Still holding the lady’s wrist with one hand, she now reached up with her other and twisted the whip away from her, then released her and walked to the door and threw it out into the dirt. She then turned, went to her room trembling but with head high, and packed her few belongings and put them in a pillow slip. Three minutes later she was walking out the same door for good, leaving Mistress McSimmons in stunned and broken silence behind her. F
eeling brave and strangely proud of herself, she walked away with her head held high. If she didn’t exactly have a smile on her face, she had one in her heart.
Josepha had no more idea where Lemuela’s daughter lived than did Mrs. McSimmons. But she had not forgotten Henry Patterson, and knew from an occasional delivery he had made through the years to the McSimmons plantation that he had followed her advice and had been working at the livery at Greens Crossing ever since their first meeting. He was more likely than anyone she could think of to have caught wind of where a black girl calling herself Mayme might have gotten to.
Three hours after Josepha’s unceremonious departure from the only home she had known for more than twenty years, Henry looked up from his work and saw the large black woman ambling wearily in his direction. He set down his pitchfork and waited.
“You be Henry, effen I’m not mistaken,” she said, puffing from her long walk.
“Dat I is,” said Henry.
“I’m Josepha,” said Josepha, “from da McSimmons place.”
“I knows who you is,” chuckled Henry. “You don’t think I forgot our first meetin’. Why I owe you dis job er mine. But whatchu doin’ so far from home, an’ on what looks ter be sech tired feet?”
“Ain’t my home no mo,” said Josepha. “I’s a free woman, so I done lef’. I ain’t gotter take dat kin’ er treatment no mo from nobody.

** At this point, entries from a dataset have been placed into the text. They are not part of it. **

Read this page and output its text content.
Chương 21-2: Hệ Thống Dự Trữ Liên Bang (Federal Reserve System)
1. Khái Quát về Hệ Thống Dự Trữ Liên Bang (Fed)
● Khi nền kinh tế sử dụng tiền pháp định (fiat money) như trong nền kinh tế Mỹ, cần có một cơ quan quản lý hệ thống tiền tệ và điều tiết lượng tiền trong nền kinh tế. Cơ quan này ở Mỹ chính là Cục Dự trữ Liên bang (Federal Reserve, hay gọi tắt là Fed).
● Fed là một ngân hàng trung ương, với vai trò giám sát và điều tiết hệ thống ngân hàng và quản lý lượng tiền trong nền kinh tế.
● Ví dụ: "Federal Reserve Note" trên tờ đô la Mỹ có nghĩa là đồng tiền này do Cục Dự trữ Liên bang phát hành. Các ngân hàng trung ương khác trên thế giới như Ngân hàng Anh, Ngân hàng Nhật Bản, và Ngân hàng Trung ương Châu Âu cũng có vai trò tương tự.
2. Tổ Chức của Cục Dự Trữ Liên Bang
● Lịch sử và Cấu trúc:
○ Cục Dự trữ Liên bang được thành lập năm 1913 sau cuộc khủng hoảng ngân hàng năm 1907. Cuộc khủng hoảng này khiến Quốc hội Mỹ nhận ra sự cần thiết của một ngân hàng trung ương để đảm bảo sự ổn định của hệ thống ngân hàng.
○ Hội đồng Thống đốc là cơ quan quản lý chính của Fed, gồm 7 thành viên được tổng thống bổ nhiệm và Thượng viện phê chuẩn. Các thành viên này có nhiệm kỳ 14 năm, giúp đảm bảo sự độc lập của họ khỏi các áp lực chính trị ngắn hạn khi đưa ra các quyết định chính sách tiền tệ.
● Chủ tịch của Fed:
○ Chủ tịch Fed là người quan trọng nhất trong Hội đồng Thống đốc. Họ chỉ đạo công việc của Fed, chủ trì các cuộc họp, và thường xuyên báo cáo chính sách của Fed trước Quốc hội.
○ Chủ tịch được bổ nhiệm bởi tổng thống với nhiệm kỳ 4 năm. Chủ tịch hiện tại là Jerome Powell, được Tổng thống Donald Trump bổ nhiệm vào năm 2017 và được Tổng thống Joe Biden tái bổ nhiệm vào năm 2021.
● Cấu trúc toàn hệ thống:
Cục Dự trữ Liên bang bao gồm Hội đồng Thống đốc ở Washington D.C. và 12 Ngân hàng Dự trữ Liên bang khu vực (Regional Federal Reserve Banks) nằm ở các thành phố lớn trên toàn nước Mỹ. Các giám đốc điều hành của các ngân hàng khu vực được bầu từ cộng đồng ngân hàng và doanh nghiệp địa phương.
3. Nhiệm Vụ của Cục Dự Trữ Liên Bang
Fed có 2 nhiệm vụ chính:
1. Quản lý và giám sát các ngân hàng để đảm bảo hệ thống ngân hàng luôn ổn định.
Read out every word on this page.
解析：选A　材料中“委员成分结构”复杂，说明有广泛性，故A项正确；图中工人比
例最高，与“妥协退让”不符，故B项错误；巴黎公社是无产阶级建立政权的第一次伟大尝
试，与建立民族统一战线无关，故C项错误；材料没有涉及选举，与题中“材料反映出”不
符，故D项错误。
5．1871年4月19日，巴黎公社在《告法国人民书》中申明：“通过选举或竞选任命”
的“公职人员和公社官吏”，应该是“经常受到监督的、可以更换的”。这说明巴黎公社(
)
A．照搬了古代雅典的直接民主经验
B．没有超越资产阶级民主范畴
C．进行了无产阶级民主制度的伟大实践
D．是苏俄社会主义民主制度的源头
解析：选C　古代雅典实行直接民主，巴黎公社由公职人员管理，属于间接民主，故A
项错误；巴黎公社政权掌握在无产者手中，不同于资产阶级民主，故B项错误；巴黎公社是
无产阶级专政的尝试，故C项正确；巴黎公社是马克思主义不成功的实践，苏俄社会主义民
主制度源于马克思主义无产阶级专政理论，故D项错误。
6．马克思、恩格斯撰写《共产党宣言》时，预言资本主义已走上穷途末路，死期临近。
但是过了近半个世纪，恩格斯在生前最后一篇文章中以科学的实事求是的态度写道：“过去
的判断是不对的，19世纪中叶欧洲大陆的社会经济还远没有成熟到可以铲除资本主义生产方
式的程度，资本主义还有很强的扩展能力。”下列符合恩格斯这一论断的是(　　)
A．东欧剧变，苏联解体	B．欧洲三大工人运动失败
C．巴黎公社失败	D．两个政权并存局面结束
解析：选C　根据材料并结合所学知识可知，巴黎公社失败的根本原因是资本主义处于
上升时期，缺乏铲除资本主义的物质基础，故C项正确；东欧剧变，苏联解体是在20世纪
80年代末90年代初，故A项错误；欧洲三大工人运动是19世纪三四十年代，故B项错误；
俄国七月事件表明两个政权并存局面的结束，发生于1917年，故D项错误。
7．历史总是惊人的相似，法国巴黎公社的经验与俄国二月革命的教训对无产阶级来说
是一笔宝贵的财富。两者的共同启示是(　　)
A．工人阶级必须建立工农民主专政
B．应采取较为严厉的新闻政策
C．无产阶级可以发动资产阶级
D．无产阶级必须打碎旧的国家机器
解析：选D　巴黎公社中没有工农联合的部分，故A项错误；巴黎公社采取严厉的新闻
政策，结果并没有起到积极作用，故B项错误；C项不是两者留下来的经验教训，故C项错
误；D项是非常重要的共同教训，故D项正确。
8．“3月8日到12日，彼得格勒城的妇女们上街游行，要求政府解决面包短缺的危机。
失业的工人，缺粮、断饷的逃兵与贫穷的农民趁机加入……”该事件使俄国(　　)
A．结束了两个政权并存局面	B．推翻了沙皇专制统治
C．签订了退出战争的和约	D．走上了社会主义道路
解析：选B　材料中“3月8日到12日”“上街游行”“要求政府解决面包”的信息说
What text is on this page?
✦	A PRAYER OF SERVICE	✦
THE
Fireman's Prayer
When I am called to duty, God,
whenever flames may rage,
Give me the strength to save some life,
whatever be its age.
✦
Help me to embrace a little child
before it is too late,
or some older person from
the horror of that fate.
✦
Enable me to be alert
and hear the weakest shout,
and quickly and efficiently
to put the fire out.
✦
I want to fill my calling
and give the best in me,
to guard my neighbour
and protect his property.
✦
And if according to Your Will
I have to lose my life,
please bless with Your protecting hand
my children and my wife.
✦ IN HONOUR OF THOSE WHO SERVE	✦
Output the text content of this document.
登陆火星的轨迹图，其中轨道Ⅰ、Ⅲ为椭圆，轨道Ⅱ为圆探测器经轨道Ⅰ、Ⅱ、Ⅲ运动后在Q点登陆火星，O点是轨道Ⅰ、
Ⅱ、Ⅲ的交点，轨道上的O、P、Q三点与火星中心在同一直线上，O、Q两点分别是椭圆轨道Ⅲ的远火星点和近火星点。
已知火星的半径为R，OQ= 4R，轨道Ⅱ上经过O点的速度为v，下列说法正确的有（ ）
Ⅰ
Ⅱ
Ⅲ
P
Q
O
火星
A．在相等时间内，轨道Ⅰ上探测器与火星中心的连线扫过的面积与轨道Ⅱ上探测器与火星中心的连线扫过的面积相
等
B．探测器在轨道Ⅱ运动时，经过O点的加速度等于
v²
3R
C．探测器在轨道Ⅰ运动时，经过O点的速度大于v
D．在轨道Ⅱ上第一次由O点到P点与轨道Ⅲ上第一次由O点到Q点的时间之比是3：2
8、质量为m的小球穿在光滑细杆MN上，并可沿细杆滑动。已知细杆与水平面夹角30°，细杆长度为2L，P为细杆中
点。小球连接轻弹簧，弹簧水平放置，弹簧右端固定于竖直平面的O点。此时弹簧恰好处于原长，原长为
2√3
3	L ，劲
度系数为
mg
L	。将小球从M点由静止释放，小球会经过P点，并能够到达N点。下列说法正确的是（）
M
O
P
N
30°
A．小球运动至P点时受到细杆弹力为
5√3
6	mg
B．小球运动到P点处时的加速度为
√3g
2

An’ now I’m lookin’ fer Miz Mayme, an’ I’m hopin’ you might be familiar ’nuff wiff her ter be able ter direc’ me ter where I kin fin’ her.”
Henry chuckled again. “I reckon I kin do dat, all right,” he said. “Why I might jes’ take you dere myse’f, effen you ain’t in too much a hurry. Hit’s a longer walk den I think you wants ter make, an’ effen you kin wait till I’m dun here, I’ll fetch you dere in dat nice buckboard ober dere dat I’s repairin’ fer Mr. Thurmond. I reckon hit’s ’bout ready fer me ter take ter him, an’ Rosewood’s right on da way. I don’ think he’ll min’ a passenger ridin’ ’long wiff me.”
Just as the sun was going down that evening, the sound of a horse and wagon approached the Clairborne plantation known as Rosewood.